WARNING/GUARANTEE: Please note my word choice in the subject line. I am not referring to DU users specifically or in general (although some might fit the criteria). Nor am I saying that said people hate gays (as in bigotry). Please keep all that in mind as you hopefully read further.Democrats got used to being out of power. Since 1953 we'd only held the White House for about 1/3 of the time, and after losing control of Congress as well for 12 years we'd fallen out of the role of governing and gotten into opposition mode. We kept striking away at the Republicans, even if our efforts were sometimes less than effective. We adopted a bunker mentality.
Fast forward to 2007. We took back Congress but we didn't switch our brains back to leadership mode from opposition. Still having Bush in office helped; we kept railing against his fiscal policies and the wars. We turned on our leaders when they took impeachment off the table and let war criminals go unpunished, even though in the long run their strategy of actually governing was probably the best approach we could have taken. We needed to show that we were the adults in the room and too many of us (including me) were agitating to use our power the same way we'd tried to use what little power we had in the opposition.
Fast forward again, this time to the 2008 election. Obama's victory should have been a great day for all of us but the disaster of Prop 8 destroyed the spirits of the vast majority of the LGBT*.* community. Some people so eager to celebrate couldn't understand why we were so angry. This was the beginning of the major rift in the Democratic Party between its LGBT*.* members and the rest of the party. I won't go into depth about the slights (real and perceived) of the early Obama Administration since I recently did that
elsewhere on DU, but the rift kept getting wider.
So what was the natural reaction to our agitation for what we felt we were due? Too many Democrats were still punch drunk from the wilderness years and were in full-blown opposition mode. Someone who disagrees with the President about something? They must be the enemy. They must be destroyed.
How did we LGBT*.* react? We were still in opposition mode, and needed to be since we'd just been dealt a major defeat. The attacks on us were met with in kind. And as Obama continued to push us to the back burner or even to the back of the Big Tent at points, we connected his actions with the vitriol we were receiving from some of his supporters. Giant feedback loop. It's led to a lot of hatred, anger, and bad feelings on both sides that persists to this day.
And it wasn't just gays who got hit upside their heads by Opposition Mode: look at single-payer and public-option supporters and those who wanted an accelerated end to the wars. Disagreement was seen as full-blown opposition and led to all-out assaults.

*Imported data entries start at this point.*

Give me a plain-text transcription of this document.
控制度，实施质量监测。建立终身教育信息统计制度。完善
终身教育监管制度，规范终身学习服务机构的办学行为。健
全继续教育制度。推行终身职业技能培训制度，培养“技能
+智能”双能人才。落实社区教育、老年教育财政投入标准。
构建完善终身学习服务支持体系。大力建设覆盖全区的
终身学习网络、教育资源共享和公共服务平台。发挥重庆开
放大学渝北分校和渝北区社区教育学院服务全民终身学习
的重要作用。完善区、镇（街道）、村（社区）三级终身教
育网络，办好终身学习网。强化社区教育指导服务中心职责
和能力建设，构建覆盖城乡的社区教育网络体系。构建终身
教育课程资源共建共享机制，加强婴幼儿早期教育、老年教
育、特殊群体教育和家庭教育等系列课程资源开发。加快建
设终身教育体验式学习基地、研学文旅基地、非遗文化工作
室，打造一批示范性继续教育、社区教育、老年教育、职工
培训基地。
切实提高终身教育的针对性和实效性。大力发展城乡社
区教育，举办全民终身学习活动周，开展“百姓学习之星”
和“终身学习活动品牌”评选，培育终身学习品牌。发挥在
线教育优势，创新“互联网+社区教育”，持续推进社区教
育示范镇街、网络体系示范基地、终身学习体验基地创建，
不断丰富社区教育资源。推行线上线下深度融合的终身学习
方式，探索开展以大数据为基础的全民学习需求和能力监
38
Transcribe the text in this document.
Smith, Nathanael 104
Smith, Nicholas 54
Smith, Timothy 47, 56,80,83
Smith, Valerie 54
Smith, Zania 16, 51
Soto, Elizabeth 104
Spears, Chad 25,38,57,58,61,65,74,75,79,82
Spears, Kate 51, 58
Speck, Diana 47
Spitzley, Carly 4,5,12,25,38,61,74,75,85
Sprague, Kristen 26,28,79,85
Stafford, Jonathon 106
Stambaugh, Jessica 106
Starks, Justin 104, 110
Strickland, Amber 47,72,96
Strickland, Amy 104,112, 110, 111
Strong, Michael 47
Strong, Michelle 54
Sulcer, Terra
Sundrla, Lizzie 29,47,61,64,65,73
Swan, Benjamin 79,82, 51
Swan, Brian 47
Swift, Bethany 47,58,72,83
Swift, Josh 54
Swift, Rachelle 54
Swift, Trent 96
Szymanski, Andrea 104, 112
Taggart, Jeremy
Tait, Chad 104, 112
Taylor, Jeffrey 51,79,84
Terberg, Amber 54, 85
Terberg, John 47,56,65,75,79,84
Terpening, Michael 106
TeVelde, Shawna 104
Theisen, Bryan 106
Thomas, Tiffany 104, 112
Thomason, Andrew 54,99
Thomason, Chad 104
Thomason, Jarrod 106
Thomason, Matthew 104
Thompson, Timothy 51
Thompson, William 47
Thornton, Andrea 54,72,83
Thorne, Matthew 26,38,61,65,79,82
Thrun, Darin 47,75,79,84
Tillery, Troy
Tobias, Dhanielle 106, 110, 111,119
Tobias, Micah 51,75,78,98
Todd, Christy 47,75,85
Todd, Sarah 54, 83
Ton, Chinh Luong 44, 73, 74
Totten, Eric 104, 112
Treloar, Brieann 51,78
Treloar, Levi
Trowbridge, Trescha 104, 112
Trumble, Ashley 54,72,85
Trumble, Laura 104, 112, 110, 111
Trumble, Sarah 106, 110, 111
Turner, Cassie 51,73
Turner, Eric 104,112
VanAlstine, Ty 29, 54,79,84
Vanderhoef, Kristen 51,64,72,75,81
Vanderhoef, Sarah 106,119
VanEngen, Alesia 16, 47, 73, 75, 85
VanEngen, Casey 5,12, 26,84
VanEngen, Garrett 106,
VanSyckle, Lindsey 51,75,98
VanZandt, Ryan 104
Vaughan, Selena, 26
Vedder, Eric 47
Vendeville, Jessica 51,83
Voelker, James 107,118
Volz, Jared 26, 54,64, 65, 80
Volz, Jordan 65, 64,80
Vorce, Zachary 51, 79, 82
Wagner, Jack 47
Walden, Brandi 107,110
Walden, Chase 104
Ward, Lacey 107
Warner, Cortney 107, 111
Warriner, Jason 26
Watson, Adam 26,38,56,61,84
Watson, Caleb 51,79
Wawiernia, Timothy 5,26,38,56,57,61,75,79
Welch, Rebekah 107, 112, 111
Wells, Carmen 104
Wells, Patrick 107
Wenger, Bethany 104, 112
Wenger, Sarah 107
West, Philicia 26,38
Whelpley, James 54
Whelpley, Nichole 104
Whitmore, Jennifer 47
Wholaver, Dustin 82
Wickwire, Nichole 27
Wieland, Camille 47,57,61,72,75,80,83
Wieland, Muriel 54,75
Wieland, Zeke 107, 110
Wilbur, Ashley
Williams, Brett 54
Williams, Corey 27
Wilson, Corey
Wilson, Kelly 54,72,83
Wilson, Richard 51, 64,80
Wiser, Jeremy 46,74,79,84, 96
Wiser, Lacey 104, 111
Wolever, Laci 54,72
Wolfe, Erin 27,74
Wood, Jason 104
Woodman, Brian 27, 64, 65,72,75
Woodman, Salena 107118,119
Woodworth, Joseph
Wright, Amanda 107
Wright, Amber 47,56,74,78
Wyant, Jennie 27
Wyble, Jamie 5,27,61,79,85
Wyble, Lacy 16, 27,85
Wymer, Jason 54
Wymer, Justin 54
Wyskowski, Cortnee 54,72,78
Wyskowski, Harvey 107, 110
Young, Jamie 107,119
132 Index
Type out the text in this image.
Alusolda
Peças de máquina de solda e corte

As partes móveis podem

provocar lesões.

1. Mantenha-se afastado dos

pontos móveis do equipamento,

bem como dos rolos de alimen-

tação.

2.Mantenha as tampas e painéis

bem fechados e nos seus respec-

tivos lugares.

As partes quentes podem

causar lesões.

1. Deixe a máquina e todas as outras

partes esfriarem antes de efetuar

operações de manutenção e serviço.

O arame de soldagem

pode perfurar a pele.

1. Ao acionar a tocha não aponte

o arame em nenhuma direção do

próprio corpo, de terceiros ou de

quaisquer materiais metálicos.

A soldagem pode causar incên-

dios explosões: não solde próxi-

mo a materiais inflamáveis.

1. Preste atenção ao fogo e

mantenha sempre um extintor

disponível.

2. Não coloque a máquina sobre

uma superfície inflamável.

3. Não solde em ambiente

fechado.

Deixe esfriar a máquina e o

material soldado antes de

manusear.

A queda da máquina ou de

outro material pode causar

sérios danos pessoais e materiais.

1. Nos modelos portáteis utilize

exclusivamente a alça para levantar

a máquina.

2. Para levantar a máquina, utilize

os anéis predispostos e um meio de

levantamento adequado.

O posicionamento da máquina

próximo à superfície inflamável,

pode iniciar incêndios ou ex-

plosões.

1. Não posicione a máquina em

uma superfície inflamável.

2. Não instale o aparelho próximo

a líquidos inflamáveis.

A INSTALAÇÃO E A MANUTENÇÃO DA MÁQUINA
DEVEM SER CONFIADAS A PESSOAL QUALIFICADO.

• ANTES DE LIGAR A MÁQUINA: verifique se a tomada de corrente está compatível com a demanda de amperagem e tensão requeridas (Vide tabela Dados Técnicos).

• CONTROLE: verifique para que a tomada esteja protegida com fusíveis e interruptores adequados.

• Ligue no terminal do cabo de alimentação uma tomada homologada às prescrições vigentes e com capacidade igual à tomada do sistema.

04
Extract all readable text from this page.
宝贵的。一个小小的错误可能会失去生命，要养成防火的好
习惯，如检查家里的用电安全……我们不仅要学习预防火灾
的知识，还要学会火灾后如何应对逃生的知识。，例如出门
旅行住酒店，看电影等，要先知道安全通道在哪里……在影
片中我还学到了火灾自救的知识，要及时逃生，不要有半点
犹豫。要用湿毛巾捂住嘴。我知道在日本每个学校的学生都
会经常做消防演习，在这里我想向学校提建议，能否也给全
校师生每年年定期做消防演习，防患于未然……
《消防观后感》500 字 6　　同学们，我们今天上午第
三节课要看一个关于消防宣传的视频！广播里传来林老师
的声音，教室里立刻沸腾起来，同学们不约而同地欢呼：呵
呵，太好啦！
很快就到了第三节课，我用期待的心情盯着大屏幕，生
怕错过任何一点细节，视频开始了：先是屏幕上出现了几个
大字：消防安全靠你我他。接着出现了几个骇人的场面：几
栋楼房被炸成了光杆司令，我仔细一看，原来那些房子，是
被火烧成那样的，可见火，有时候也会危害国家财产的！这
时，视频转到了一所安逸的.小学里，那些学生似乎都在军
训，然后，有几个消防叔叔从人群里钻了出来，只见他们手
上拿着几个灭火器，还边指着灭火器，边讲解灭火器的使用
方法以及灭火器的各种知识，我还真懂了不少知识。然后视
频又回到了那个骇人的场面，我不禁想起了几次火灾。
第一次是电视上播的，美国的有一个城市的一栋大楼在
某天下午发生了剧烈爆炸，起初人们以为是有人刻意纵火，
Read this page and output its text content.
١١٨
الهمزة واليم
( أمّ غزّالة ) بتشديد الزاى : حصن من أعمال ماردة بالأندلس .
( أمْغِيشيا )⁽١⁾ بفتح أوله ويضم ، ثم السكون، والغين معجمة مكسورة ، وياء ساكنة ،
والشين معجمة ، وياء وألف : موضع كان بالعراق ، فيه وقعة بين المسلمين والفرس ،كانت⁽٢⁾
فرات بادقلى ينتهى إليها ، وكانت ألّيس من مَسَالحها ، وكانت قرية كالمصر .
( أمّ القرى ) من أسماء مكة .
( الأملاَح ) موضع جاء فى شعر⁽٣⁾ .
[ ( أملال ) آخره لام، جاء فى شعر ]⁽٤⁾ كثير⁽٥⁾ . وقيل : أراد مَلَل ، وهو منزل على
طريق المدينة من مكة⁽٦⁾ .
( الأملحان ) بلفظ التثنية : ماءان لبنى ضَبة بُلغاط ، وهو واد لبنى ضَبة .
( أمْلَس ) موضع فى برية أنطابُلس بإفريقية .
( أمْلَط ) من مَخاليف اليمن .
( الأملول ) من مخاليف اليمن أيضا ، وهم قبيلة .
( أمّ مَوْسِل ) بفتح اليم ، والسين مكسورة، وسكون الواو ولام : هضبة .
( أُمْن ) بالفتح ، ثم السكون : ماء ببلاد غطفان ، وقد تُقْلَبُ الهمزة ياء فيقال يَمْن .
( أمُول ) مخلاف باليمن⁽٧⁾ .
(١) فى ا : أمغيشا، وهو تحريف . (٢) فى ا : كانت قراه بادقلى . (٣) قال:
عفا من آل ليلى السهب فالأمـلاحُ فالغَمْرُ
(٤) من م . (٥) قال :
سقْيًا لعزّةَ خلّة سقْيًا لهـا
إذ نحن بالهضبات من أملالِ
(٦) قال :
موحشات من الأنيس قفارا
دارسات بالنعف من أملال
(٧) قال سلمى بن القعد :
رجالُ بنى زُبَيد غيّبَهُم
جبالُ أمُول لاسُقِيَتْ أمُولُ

Let's add in another aspect that we've been tiptoeing around too much: the race issue. The 2008 campaign was one of the dirtiest and nastiest in modern history and a lot of it stemmed from the fact that one nominee had brown skin and the other didn't. The African American community was justified in thinking that a lot of the opposition to Obama during the campaign was racially based. But the sheer volume of racist opposition tripped something in a lot of people's minds that made
all opposition to the President seem like it was racially based. Then that extended to all
criticism of the President had to be racist. So the gays who were complaining about our treatment? We all obviously hated the idea that a different minority than our own was in the White House. Factor in as well that the African American community statistically
does have a lower opinion of LGBT*.* (due mainly to the evangelical Christian background in the community) and you had a train wreck waiting to happen.
That brings us to where we are now, still at each other's throats. And in too many cases what started as misguided anger and unwarranted opposition has now led to outright hatred. Can we repair these rifts? Can we rebuild our coalition? Or was our party of 2001-2008 just a crazy quilt of disparate groups knitted together in opposition to right wing Republicans and unable to hold together?
One thing's for sure: if we're going to heal this party we need to do it now.